I-Shea is an eclectic International ARTist (performing/recording/teaching artist), a Momma, a Thriver, an Advocate for social systemic change, a Humanitarian sharing space on this plane. Irene “I-SHEA” Shaikly has carved her way into various musical frames integrating her multicultural background in her music, style, and presentation. I-SHEA, who calls herself “The Original Jewminican,” (a Dominican and Jewish woman with an Arabic last name) is a global drummer/percussionist, emcee, singer/songwriter, dancer, theater, and teaching artist originally from the Bronx, NY. She has taken her work to Ecuador, Dominican Republic, Senegal West Africa, and Jamaica continuing on her journey as a global citizen of the arts and the world. Building connections and community through performance art, education, and organizing, her mission is to spread the movement of universal love and truth, to continue to inspire and motivate individuals to seek their highest authentic selves through storytelling, music, movement/dance, theater, and poetry. She is a member of Gokh bi system.
Mamadou Ndiaye is a founding member and MC of West African hip-hop group, Gokh-Bi System, which gave Guinaw Rails in Senegal, West Africa, a name in the music world when they pioneered rap tassu, a mix of rap and tassu, a style of early hip-hop, which sounds like drumming and clapping against a chant. Situated in a low-lying areas of the city, Guinaw Rails is devastated by annual floods, which destroy homes and stagnate, providing perfect breeding ground malaria mosquitos and a host of water-bourne diseases, taking hundreds of lives in the neighborhood each year. But growing up in Guinaw Rails was never viewed by the band as an excuse to fail or fall into patterns of violence and drug-use. “It was actually inspiration to become the voice of the neighborhood,” (Ndiaye) and an imperative to succeed and make a positive impact through their lyrics and music videos.
Since its creation has Gokh-bi has toured internationally and become one of the few African hip hop group to be featured on National Geographic, New York Times, VH1, BET, Link TV. They have toured and shared the stage with The Last Poets, Dead Prez, Michael Franti, Damian Marley, Kanye West, Angelique Kidjo. Aside from playing bigger venues, Gokh-Bi also dedicates a portion of its time to folk music festivals, like Bumbershoot, workshops at schools, and recording.

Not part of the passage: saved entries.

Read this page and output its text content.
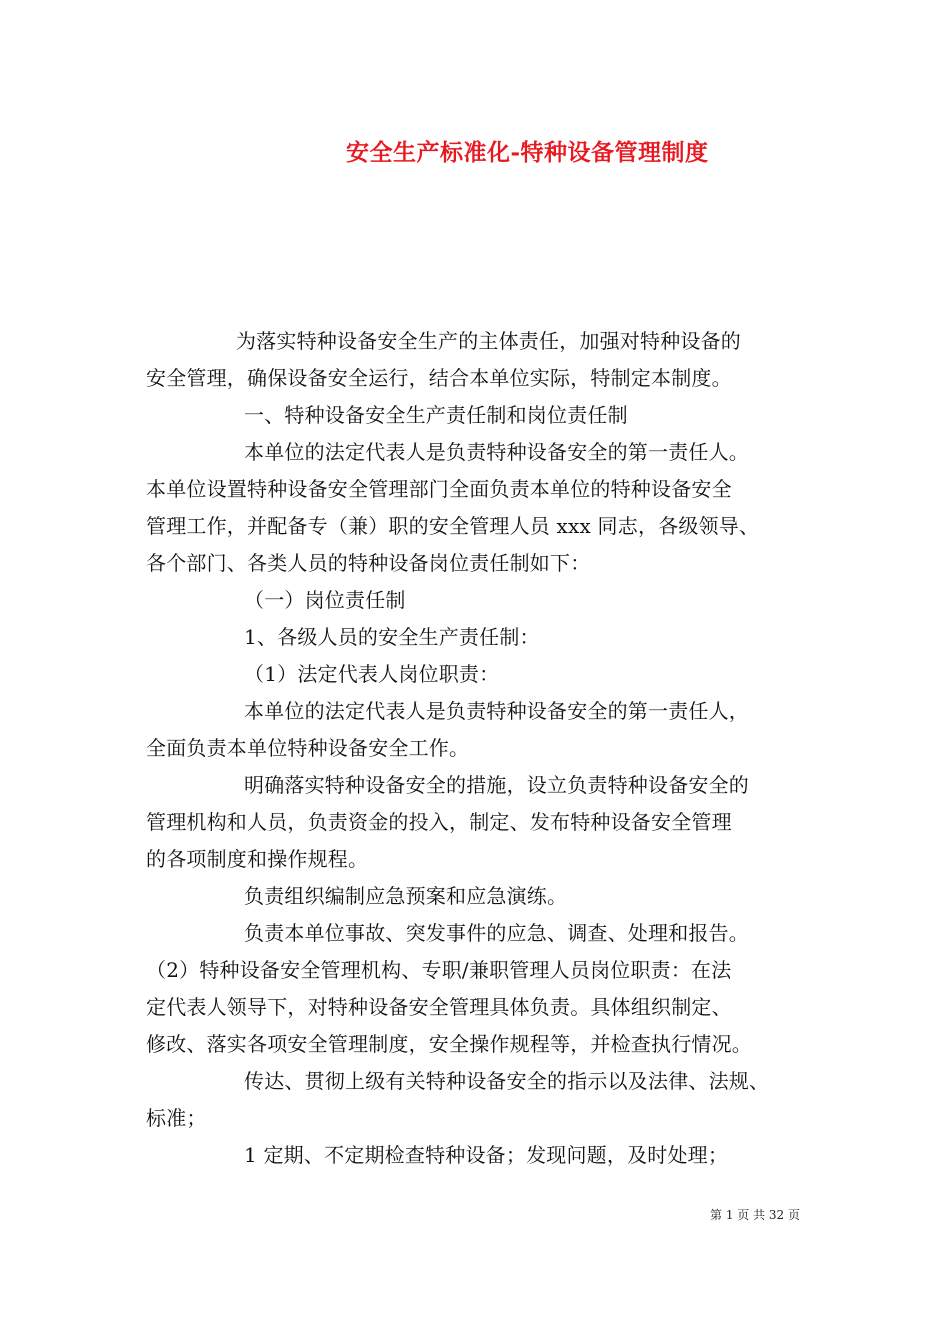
安全生产标准化-特种设备管理制度
为落实特种设备安全生产的主体责任，加强对特种设备的
安全管理，确保设备安全运行，结合本单位实际，特制定本制度。
一、特种设备安全生产责任制和岗位责任制
本单位的法定代表人是负责特种设备安全的第一责任人。
本单位设置特种设备安全管理部门全面负责本单位的特种设备安全
管理工作，并配备专（兼）职的安全管理人员 xxx 同志，各级领导、
各个部门、各类人员的特种设备岗位责任制如下：
（一）岗位责任制
1、各级人员的安全生产责任制：
（1）法定代表人岗位职责：
本单位的法定代表人是负责特种设备安全的第一责任人，
全面负责本单位特种设备安全工作。
明确落实特种设备安全的措施，设立负责特种设备安全的
管理机构和人员，负责资金的投入，制定、发布特种设备安全管理
的各项制度和操作规程。
负责组织编制应急预案和应急演练。
负责本单位事故、突发事件的应急、调查、处理和报告。
（2）特种设备安全管理机构、专职/兼职管理人员岗位职责：在法
定代表人领导下，对特种设备安全管理具体负责。具体组织制定、
修改、落实各项安全管理制度，安全操作规程等，并检查执行情况。
传达、贯彻上级有关特种设备安全的指示以及法律、法规、
标准；
1 定期、不定期检查特种设备；发现问题，及时处理；
第 1 页 共 32 页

They have achieved a seemingly unattainable goal, given their circumstances. But living by the Wolof proverb, “Sama Sonu,” which translates, “Mine is yours,” Gokh-Bi remains dedicated to helping Guinaw Rails lift itself out of poverty. Their lyrics, written in four languages, Wolof, English, French, and Jola, are infused with a vehement call for peace, solidarity, and social justice. Ndiaye, a true visionary, weaves words, code-switching seamlessly, exciting the humanitarian impulses in his audiences. One beat, one heart, one love. Gokh-Bi lives the philosophies their music professes, making annual donations to local charities in Guinaw Rails, supporting schools, participating in development projects, and helping other young artists in GR to launch their careers. Mamadou has given workshops, served on panels, and given speeches at over 200 schools to date.